While this has shaped up as a banner season for waterfowl across the continent, advocates for ducks and duck hunters are worried.
A confluence of events – political, economic and meteorological – have combined to imperil critical habitat, and the impact could be devastating.
“The very things that gave us this boom could be going away,” said John Devney, senior vice president of the Delta Waterfowl Foundation, an organization that works to promote waterfowl and waterfowl hunting in the U.S. and Canada.
“I would venture that less than one-half of 1 percent of all duck hunters have ever been to the breeding grounds to understand the tsunami that’s coming our way,” added Potter. “We are blissfully ignorant.”
• High commodity prices have prompted farmers to drain wetlands and put once-fallow cropland back into production, cranking out bushels of valuable grain but eradicating the prairie grasses and brush that protect wildlife.
• Meanwhile, the Conservation Reserve Program (CRP), established in the 1985 Farm Bill to pay farmers to take marginal land out of production, is under pressure as Congress and the Obama administration try to cut the federal budget. Without CRP payments, conservation leaders fear that millions more acres will go back under the plow.
Three years of remarkably wet conditions created nearly ideal nesting conditions in the prairie potholes of the Dakotas and Canada.

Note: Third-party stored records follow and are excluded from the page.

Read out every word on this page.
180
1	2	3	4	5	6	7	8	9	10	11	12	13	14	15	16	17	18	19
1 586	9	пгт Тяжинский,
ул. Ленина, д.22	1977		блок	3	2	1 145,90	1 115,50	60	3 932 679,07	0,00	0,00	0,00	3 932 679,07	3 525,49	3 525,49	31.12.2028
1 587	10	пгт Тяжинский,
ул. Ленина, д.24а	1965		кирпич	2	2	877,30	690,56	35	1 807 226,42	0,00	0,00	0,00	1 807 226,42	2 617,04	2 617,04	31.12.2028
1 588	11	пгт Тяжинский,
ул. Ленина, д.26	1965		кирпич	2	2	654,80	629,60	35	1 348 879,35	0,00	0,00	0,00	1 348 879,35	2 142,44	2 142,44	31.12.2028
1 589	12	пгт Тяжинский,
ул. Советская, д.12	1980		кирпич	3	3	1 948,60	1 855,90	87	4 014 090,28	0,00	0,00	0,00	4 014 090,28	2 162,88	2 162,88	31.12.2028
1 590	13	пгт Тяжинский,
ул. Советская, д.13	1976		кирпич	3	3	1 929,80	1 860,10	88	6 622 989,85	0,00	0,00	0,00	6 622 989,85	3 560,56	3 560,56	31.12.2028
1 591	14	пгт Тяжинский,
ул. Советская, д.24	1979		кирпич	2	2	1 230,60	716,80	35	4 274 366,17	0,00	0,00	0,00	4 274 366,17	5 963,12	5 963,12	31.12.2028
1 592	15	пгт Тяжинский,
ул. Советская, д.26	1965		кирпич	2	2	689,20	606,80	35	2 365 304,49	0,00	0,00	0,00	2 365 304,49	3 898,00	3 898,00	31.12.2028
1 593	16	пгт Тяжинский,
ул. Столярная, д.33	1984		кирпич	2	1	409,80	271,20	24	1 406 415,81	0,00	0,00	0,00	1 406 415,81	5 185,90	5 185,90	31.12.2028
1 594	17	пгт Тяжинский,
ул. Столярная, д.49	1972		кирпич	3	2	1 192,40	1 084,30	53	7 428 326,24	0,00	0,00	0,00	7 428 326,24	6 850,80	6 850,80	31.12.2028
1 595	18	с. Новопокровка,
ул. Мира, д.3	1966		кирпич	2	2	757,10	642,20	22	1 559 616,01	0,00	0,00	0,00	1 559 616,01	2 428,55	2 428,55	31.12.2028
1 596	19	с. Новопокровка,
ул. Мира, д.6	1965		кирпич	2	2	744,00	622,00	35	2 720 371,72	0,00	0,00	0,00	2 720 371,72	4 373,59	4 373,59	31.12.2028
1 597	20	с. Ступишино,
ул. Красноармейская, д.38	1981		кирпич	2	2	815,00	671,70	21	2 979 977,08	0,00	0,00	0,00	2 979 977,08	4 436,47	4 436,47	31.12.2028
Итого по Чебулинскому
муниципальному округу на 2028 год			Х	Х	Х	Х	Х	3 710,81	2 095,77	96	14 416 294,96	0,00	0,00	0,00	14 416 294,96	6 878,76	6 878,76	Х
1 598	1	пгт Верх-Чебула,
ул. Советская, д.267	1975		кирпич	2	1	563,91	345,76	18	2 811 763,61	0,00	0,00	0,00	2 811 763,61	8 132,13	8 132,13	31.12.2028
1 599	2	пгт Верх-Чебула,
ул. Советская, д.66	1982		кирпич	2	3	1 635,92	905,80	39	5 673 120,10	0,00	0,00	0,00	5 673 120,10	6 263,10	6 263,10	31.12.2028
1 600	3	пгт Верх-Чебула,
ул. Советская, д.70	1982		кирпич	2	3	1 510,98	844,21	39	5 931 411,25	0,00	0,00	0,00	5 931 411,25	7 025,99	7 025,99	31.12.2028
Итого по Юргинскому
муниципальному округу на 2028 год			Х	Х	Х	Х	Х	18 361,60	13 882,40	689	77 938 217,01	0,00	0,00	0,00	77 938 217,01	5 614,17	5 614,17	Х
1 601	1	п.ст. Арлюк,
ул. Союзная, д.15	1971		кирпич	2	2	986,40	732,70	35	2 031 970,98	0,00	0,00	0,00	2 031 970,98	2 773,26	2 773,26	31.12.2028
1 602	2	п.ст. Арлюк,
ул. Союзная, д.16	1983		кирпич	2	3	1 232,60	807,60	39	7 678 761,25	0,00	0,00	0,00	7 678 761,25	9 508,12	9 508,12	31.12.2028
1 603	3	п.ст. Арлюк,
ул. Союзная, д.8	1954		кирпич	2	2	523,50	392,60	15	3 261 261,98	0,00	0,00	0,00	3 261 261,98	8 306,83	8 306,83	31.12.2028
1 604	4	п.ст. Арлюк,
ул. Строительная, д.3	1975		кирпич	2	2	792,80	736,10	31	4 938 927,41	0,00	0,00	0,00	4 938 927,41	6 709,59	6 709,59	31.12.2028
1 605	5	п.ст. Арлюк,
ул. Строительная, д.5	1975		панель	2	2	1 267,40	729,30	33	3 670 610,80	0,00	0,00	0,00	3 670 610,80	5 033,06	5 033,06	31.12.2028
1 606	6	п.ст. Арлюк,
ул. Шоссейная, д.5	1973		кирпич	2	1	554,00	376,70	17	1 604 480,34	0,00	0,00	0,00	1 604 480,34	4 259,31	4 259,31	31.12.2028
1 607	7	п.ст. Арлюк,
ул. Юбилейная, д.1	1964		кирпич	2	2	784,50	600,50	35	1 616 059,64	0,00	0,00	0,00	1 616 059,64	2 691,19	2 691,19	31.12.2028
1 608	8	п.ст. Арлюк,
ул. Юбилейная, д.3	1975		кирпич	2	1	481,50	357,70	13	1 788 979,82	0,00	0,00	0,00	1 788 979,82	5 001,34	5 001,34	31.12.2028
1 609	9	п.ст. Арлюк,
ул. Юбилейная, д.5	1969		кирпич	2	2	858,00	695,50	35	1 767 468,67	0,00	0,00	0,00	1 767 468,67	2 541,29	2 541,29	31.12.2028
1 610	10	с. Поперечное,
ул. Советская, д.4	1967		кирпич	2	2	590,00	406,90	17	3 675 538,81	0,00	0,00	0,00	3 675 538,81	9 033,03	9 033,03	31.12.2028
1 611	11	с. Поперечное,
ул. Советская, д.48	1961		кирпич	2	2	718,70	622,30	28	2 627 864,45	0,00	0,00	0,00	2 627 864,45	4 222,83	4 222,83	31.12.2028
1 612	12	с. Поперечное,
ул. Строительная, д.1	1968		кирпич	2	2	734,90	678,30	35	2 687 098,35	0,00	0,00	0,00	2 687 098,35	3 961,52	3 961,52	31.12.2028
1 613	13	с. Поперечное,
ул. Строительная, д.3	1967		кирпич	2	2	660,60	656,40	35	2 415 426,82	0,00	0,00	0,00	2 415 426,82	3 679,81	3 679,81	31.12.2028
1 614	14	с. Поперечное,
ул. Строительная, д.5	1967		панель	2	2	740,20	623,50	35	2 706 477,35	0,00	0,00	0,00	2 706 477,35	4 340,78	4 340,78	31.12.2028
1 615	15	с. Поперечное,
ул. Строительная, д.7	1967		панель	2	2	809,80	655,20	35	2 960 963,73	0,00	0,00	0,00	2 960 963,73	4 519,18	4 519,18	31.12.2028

Species such as blue-winged teal, redheads and gadwall are at or near historic highs, but it’s unclear whether that can last.
“Sooner or later, we’re going to dry up,” Devney said. “CRP looks to be in jeopardy, native grasslands appear to be in jeopardy, our wetlands look like they could be in real jeopardy.”
It’s not just ducks that are vulnerable. Pheasants and other game birds have been hammered by successively brutal winters and wet nesting seasons in the Dakotas, to the point that North Dakota reported a 36 percent decline in its pheasant population this year while South Dakota’s dropped by nearly half. The losses were especially severe in areas where CRP acreage went back into crop production.
None of that takes into account CRP’s broader environmental benefits, such as erosion prevention, flood mitigation and the protection of water supplies. “This is probably the most important societal program for the environment we’ve ever delivered,” Potter said.